康熙歎息一聲,說道:“你聰明好學,不管是學習,做事,都又快又好。我能有你這個兒子,太子能有你這個兄弟,乃是大清之福。老七,你畢竟年紀還小,比你大的老三,老四,老五,都尚在學堂上學。太子終歸比你年長,不若以後,你們兄弟齊心和睦,將辦學堂的事情做好,你可願意?”

終於來了啊。

還是在眼下的這個節骨眼上,齊佑說不清楚是什麼心情。但是他不能大哭大鬨,更不能不懂事。

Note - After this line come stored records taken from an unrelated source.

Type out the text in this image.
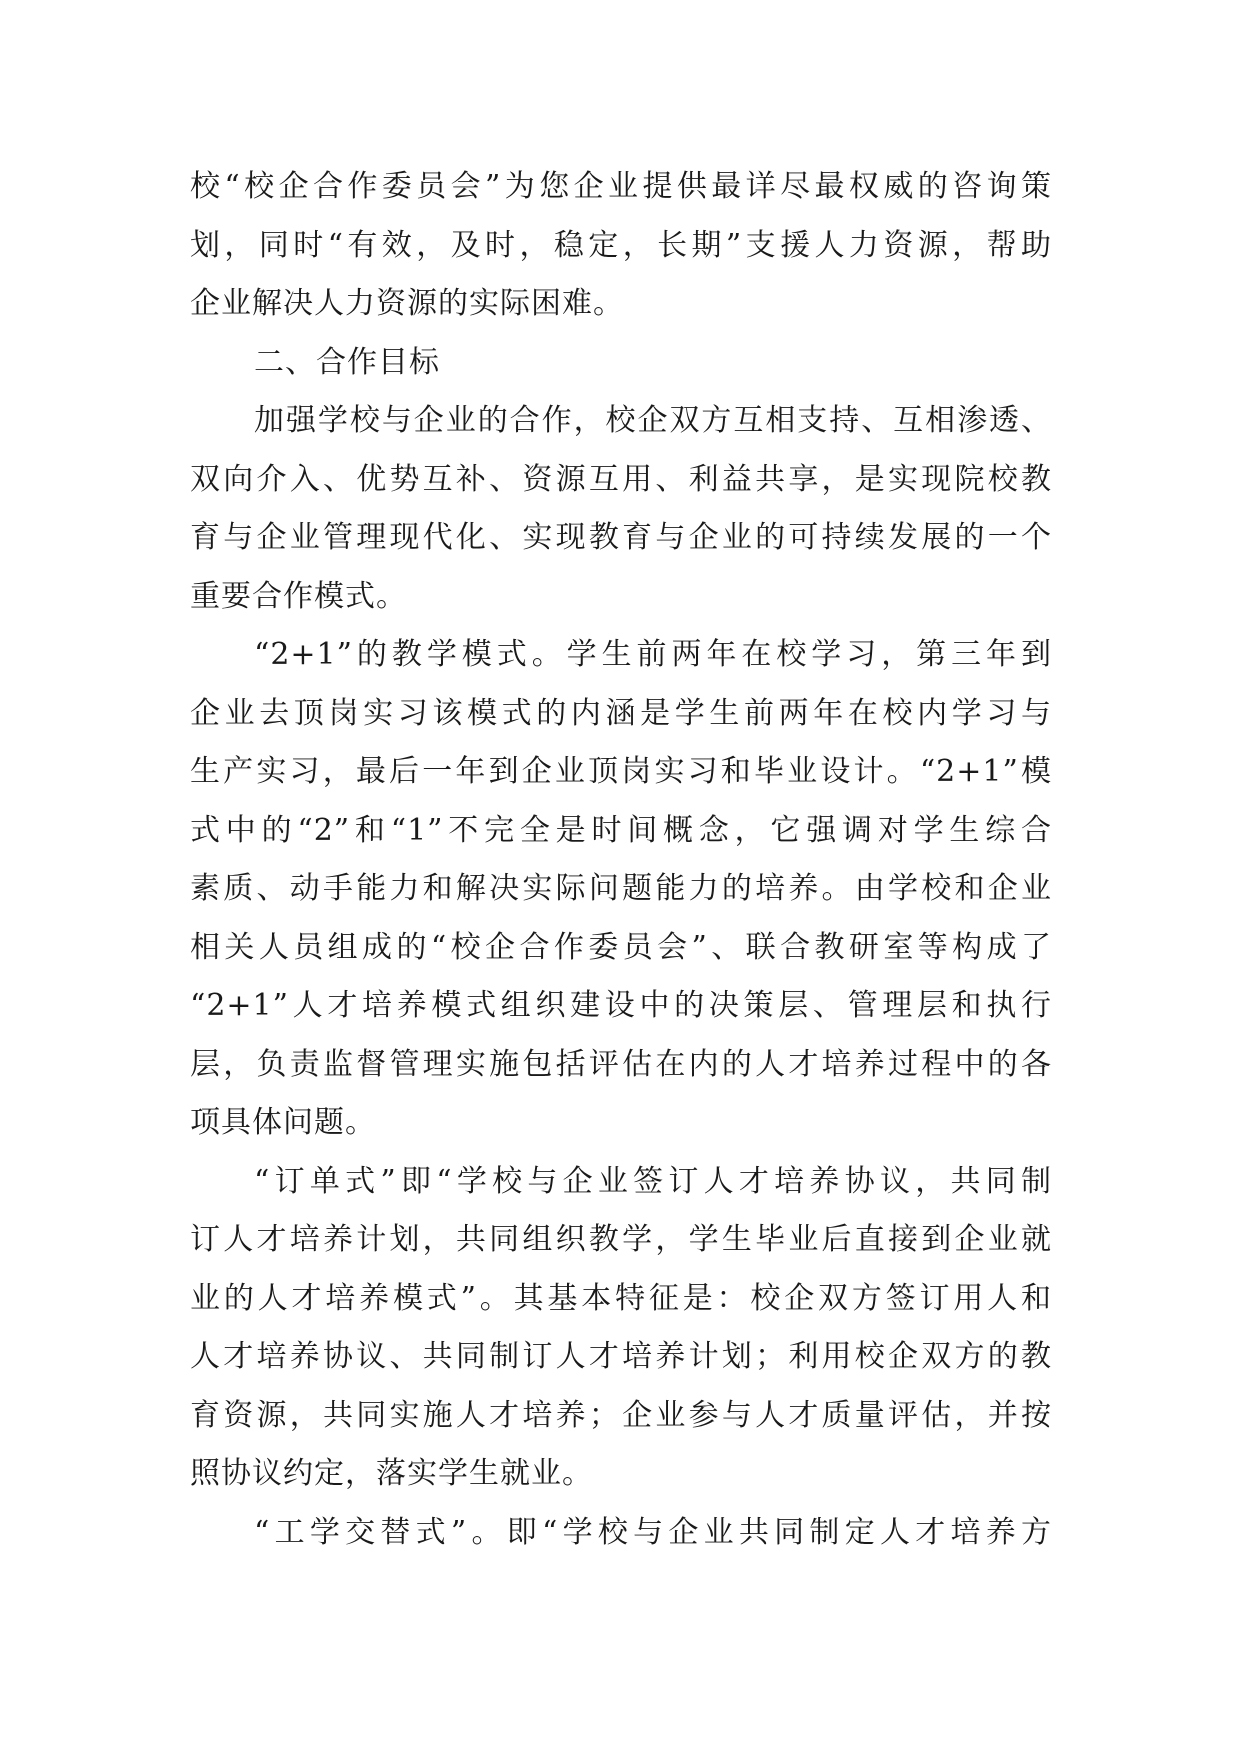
校“校企合作委员会”为您企业提供最详尽最权威的咨询策
划，同时“有效，及时，稳定，长期”支援人力资源，帮助
企业解决人力资源的实际困难。
二、合作目标
加强学校与企业的合作，校企双方互相支持、互相渗透、
双向介入、优势互补、资源互用、利益共享，是实现院校教
育与企业管理现代化、实现教育与企业的可持续发展的一个
重要合作模式。
“2+1”的教学模式。学生前两年在校学习，第三年到
企业去顶岗实习该模式的内涵是学生前两年在校内学习与
生产实习，最后一年到企业顶岗实习和毕业设计。“2+1”模
式中的“2”和“1”不完全是时间概念，它强调对学生综合
素质、动手能力和解决实际问题能力的培养。由学校和企业
相关人员组成的“校企合作委员会”、联合教研室等构成了
“2+1”人才培养模式组织建设中的决策层、管理层和执行
层，负责监督管理实施包括评估在内的人才培养过程中的各
项具体问题。
“订单式”即“学校与企业签订人才培养协议，共同制
订人才培养计划，共同组织教学，学生毕业后直接到企业就
业的人才培养模式”。其基本特征是：校企双方签订用人和
人才培养协议、共同制订人才培养计划；利用校企双方的教
育资源，共同实施人才培养；企业参与人才质量评估，并按
照协议约定，落实学生就业。
“工学交替式”。即“学校与企业共同制定人才培养方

齊佑抬起頭,迎著康熙的目光,平靜地說道:“汗阿瑪,我沒有沒有當過小孩子,也實在不會當小孩子。”

不管是前世,還是今生,齊佑真沒當過小孩子。

能做天真無邪的孩子,那是上蒼保佑。比如前世時,其他身體健全的小夥伴。今生其他身體健康,得到寵愛關心的阿哥兄弟們。

而齊佑,曾經差點被過繼出去。純親王要過繼香火,宗族裡可不缺男丁。隻因他身子殘疾,也因為他身子殘疾,最後沒有過繼成功。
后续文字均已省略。